Teen driving accidents are the leading cause of death among drivers aged 16 to 19 in the US as recorded in 2016 alone. Common contributing factors for casualties among teen drivers are inexperience, negligence, and impairment. With the legislation improvements towards safety driving in the last decade, all states saw the implementation of graduated licensing programs or laws reflecting some of its elements to lower vehicular accidents.
Teen Driving in Illinois
In 2007, the Illinois Department of Transportation reported 155 teenage fatalities from car accidents. In an effort to address driving risks and improve overall driving safety, the State implemented the Illinois Graduated Driver Licensing (GDL) Program in January 2008.
Under the program, teenagers will undergo three phases before their full licensing, calling for parent or guardian participation as underscored in the Parent-Teen Driving Guide.
Teen Driving Accidents Statistics
Vehicular accidents involving drivers aged 16-19 accounted for 292,742 accidents and 2,433 fatalities in 2016. The death toll for male drivers in the same age group were two times higher than female drivers of the same category. Crash risks from teenage driving were also observed to increase with the presence of teenage passengers.
The Center for Disease Control and Prevention (CDC) outlines teen driving incidents in 2016 as follows:
- 49% of the accidents happened between 3pm and 12am, 53% of which transpired on a Friday, Saturday, or Sunday
- 32% of male drivers aged 15-20 who were involved in serious accidents were speeding; 21% of whom had been drinking
Causes of Teen Driving Accidents
Although accidents are highly preventable, there are six reported teenage casualties among 16-19-year olds daily due to vehicular crashes. Additionally, teenage drivers in this age group are three times more likely to be involved in fatal crashes than drivers 20 and older.

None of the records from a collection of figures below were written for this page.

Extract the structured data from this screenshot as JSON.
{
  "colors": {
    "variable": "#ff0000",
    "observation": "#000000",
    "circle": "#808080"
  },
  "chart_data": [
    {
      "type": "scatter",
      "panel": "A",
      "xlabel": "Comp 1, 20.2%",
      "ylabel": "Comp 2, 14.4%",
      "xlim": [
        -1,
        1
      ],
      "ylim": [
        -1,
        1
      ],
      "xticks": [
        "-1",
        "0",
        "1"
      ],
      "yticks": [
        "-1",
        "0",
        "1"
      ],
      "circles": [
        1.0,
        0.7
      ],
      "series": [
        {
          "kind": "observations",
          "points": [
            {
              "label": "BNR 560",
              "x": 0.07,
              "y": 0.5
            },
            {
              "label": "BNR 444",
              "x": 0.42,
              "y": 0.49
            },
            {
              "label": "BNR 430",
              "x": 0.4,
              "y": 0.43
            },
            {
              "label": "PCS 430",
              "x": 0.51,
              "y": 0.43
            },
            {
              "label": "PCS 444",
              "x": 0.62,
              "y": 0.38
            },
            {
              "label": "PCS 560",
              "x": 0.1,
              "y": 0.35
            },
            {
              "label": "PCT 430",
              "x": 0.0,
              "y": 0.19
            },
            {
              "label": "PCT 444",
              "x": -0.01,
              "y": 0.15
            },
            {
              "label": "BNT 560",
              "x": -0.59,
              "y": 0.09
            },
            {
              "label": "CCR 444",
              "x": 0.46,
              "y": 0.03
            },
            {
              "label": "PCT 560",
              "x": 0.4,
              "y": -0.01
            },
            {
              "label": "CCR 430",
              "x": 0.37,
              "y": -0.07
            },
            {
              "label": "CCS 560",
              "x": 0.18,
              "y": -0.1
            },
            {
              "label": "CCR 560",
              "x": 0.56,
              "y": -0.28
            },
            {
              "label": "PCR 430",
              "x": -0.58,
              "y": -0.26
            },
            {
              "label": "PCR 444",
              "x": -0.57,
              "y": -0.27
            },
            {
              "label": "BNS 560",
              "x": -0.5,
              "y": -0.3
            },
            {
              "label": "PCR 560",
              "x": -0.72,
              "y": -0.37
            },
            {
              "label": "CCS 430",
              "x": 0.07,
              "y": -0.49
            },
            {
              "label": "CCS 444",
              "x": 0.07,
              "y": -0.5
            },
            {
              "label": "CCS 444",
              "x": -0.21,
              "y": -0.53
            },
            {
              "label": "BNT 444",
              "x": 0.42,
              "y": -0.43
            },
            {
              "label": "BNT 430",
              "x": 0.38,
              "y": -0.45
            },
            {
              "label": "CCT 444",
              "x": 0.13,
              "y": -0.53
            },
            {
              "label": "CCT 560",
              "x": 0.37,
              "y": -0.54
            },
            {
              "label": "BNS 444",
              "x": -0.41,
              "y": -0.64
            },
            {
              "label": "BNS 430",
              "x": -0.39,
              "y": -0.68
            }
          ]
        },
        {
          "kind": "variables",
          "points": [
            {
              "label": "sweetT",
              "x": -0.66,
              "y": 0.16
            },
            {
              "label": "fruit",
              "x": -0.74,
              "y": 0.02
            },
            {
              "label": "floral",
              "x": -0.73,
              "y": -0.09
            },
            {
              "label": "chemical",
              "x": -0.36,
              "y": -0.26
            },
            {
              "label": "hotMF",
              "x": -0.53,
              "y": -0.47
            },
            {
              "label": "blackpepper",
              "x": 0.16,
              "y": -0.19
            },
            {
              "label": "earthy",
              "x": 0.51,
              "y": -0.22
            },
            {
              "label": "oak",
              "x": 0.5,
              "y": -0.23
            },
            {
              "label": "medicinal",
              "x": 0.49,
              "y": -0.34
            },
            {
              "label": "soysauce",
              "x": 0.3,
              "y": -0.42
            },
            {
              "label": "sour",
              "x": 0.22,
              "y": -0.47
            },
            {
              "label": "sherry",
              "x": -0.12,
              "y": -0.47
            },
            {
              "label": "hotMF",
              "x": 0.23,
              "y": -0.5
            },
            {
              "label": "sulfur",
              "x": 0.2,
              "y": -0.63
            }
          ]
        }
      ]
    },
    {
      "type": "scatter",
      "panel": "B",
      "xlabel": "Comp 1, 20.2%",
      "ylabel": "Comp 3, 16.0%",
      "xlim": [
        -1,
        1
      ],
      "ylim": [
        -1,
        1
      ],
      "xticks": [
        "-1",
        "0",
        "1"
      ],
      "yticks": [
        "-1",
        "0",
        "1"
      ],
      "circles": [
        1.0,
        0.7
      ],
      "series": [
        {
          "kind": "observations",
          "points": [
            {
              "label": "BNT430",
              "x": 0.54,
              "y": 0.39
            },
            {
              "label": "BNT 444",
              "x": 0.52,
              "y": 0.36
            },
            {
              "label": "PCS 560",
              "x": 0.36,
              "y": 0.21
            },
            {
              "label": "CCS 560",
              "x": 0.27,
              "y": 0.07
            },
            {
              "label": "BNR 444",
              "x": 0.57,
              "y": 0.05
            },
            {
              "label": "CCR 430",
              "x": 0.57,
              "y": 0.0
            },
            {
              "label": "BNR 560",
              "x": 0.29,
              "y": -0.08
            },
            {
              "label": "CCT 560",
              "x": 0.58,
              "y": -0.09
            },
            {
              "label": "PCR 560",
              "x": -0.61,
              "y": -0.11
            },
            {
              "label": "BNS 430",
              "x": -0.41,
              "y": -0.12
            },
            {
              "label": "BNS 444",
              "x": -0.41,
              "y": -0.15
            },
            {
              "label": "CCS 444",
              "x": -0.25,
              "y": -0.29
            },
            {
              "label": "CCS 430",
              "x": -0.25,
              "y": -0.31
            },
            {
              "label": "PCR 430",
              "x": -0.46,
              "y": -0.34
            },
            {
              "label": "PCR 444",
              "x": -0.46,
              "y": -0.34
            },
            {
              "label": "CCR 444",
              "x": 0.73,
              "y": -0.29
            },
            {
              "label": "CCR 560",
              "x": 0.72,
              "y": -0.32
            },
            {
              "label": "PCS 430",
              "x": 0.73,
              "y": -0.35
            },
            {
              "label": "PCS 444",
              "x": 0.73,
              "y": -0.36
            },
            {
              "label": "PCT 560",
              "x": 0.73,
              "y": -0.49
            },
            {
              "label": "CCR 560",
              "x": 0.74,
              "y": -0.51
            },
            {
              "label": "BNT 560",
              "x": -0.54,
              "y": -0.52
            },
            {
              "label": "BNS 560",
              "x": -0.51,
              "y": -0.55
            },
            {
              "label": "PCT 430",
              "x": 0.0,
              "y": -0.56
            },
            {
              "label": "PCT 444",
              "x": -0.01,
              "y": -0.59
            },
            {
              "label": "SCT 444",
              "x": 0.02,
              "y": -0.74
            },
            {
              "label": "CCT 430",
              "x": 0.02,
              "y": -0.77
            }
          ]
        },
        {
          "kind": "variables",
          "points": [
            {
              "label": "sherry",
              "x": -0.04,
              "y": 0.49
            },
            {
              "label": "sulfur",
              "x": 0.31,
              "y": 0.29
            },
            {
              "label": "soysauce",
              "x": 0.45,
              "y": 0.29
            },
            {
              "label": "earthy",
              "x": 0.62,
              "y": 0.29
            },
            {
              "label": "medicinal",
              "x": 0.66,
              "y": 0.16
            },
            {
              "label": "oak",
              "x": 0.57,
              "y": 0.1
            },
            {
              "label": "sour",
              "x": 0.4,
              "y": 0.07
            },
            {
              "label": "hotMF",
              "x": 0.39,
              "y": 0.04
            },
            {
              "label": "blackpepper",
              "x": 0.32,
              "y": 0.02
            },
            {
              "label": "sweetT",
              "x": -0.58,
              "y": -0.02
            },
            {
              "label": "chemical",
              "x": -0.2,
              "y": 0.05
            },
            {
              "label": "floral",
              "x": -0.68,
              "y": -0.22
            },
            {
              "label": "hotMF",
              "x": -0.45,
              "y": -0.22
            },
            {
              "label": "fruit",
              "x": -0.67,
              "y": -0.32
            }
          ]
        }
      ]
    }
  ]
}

In an effort to strengthen public awareness, the CDC outlines Eight Danger Zones or leading causes of teen driving accidents:
- Driver Inexperience
- Driving with Teenage Passengers
- Nighttime Driving
- Failure to Use Seatbelts
- Distracted Driving (mobile usage, eating, etc.)
- Drowsy Driving
- Reckless Driving
- Impaired Driving (drunk driving)
Teen Crash Deaths Dropping in Illinois
From 2007 to 2016, Illinois saw a 51% decrease in teenage driving fatalities. This decline was largely attributed to the implementation of the GDL. In addition, a recent study conducted ranked Illinois fourth best state for teenage drivers.